Mr Sherlock Holmes, che solitamente si levava molto tardi la mattina, salvo nelle non infrequenti occasioni in cui rimaneva alzato tutta la notte, era seduto al tavolo della colazione. Io mi chinai sul tappeto accanto al caminetto e raccolsi il bastone da passeggio che il nostro ospite aveva dimenticato la sera prima. Era di legno pregiato, massiccio, con il pomello rotondo, di quel tipo che è conosciuto come Malacca. Subito sotto il pomello c’era una larga fascetta d’argento che lo abbracciava per quasi un pollice. Vi erano incise queste parole: A James Mortimer, M.R.C.S. dai suoi amici del C.C.H. e una data: 1884. Era esattamente il tipo di bastone che usavano adoperare i medici di famiglia vecchio stampo: dignitoso, solido, rassicurante.
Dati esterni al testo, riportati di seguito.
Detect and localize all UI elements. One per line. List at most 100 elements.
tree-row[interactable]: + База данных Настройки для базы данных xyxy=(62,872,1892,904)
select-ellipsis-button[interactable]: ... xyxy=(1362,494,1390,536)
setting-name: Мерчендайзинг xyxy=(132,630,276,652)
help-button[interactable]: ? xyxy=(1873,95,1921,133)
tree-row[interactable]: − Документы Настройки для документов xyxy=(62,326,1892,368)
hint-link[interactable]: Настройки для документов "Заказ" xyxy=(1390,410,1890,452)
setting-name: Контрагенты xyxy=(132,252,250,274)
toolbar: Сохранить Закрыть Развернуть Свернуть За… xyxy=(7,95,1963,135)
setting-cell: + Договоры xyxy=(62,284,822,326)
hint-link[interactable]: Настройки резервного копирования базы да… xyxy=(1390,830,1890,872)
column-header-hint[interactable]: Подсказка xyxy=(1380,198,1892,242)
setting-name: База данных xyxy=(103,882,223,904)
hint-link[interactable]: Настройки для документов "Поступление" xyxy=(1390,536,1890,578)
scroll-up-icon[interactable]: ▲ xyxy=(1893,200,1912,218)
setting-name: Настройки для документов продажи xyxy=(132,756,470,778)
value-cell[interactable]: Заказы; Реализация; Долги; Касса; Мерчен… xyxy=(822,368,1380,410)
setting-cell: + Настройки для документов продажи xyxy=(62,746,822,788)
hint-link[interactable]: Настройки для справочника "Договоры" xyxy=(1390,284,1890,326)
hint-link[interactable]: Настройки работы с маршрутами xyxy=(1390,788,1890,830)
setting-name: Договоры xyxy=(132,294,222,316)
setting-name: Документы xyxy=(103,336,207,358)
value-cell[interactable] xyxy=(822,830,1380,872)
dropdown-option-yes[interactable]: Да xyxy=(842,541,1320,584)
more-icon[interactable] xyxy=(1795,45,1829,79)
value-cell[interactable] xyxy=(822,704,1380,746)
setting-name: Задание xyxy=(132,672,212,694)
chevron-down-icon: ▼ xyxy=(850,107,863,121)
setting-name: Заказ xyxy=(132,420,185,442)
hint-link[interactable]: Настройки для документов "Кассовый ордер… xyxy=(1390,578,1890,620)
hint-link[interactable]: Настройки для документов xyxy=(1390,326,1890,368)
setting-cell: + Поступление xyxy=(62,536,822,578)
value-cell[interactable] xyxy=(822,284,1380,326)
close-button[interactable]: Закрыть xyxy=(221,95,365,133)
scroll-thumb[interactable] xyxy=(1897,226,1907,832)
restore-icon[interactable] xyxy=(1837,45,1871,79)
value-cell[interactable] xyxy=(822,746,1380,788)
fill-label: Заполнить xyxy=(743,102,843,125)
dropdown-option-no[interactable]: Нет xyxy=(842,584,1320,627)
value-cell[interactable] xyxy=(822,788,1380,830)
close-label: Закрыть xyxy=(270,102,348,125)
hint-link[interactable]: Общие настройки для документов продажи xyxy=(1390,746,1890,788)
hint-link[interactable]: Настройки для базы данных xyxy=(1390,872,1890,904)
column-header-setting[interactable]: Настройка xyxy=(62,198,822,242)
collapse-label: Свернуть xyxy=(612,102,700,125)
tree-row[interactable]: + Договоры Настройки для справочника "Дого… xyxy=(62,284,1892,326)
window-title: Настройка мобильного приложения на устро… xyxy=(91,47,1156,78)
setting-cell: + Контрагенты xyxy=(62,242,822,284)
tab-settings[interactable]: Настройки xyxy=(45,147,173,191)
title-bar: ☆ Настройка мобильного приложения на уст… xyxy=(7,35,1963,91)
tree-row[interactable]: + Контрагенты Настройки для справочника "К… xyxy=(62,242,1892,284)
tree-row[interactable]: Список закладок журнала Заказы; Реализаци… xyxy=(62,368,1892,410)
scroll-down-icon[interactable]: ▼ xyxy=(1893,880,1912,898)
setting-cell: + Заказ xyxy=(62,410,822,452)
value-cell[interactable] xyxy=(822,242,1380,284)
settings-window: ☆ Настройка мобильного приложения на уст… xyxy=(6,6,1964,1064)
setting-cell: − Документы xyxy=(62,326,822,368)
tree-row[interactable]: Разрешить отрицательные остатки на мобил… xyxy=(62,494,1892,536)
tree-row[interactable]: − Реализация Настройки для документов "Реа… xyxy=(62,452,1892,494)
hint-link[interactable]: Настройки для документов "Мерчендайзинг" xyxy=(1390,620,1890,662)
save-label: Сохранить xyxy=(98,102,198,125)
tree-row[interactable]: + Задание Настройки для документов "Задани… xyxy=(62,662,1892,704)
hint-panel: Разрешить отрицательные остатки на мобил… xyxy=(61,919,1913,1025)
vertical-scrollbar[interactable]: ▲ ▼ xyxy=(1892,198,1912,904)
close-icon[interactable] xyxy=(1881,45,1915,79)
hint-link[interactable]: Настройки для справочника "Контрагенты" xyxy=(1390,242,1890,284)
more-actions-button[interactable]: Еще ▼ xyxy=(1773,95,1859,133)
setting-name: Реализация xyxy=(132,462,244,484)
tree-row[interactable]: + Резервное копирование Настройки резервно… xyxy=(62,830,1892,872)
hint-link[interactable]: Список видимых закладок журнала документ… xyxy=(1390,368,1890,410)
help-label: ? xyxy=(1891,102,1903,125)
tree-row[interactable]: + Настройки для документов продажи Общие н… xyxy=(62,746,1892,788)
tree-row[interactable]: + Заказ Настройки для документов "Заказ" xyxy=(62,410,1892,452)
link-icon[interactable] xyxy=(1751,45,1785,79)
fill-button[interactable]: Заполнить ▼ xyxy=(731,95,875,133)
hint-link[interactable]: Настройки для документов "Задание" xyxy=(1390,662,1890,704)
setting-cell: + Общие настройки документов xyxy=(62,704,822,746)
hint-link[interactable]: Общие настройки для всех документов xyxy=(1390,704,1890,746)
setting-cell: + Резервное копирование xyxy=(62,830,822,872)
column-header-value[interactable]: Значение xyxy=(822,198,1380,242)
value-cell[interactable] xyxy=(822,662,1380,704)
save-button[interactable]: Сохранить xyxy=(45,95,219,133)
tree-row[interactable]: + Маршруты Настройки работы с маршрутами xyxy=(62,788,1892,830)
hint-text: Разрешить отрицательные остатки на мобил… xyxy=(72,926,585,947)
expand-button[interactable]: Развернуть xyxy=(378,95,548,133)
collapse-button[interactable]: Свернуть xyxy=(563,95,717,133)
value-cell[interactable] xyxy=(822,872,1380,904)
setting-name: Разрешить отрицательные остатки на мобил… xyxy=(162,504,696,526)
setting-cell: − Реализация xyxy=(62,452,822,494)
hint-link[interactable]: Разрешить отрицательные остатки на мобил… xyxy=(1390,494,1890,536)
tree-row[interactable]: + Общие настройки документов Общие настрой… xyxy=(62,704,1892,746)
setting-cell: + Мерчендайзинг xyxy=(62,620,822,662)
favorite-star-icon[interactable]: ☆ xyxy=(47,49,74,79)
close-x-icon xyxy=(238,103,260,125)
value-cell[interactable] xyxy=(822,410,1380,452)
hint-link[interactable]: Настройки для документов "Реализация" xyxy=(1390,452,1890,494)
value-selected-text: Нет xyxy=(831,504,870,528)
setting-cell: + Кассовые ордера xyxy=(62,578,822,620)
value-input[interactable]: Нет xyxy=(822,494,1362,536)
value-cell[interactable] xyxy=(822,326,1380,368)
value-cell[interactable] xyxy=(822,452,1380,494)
– Ebbene, Watson, che ne pensa?

Holmes era seduto dandomi le spalle, e io non gli avevo segnalato in alcun modo l’ispezione che stavo effettuando.

– Come può sapere cosa stavo facendo? Sembra quasi che lei abbia gli occhi dietro la testa.

–  No, ma ho proprio davanti a me una caraffa per il caffè placcata d’argento e ben lucidata – rispose. –  Ma mi dica, Watson, che ne pensa del bastone da passeggio del nostro visitatore? Giacché siamo stati così sfortunati da non essere in casa quando è venuto, e non sappiamo nulla circa il motivo della sua visita, questo involontario souvenir acquista una certa importanza. Mi faccia sentire un po’ come lei mi ricostruisce l’uomo esaminando questo suo oggetto.

–  Penso, – dissi io, seguendo per quanto mi era possibile i metodi del mio compagno – che il Dottor Mortimer sia un medico di una certa età, con un buon giro di pazienti, e che goda di ottima reputazione fra i colleghi, visto che il bastone gli è stato donato in segno di stima.

– Bravo! – esclamò Holmes. – Ottimo!

– Penso anche che vi siano buone probabilità che si tratti di un medico di campagna, che si reca spesso a visitare i suoi pazienti a piedi.

– Perché?

– Perché questo bastone, che pure in origine doveva essere molto bello, è stato tanto sbattuto qua e là che non riesco a immaginarlo in mano a un medico di città. La punta di ferro è consumata, è dunque evidente che egli se ne è servito per sostenersi in lunghi percorsi.

– Perfettamente logico! – riconobbe Holmes.

– E poi, ancora, c’è questo amici del C.C.H. Azzarderei l’ipotesi che si tratti di qualcosa che riguardi un Circolo della Caccia, i cui membri hanno forse ricevuto la sua assistenza medica e hanno voluto esprimergli un piccolo pensiero di riconoscenza.

– Davvero, Watson, lei sta superando se stesso – disse Holmes, arretrando la sedia e accendendosi una sigaretta. – Sono costretto ad affermare che in tutti i racconti che è stato così generoso da trarre dalle mie modeste imprese, lei ha avuto l’abitudine di sottovalutare le sue capacità. Potrà anche non brillare di luce propria, ma è un ottimo conduttore di luce. Alcune persone, pur senza possedere il genio, hanno un notevole potere di stimolarlo negli altri. Confesso, mio caro amico, che sono parecchio in debito con lei.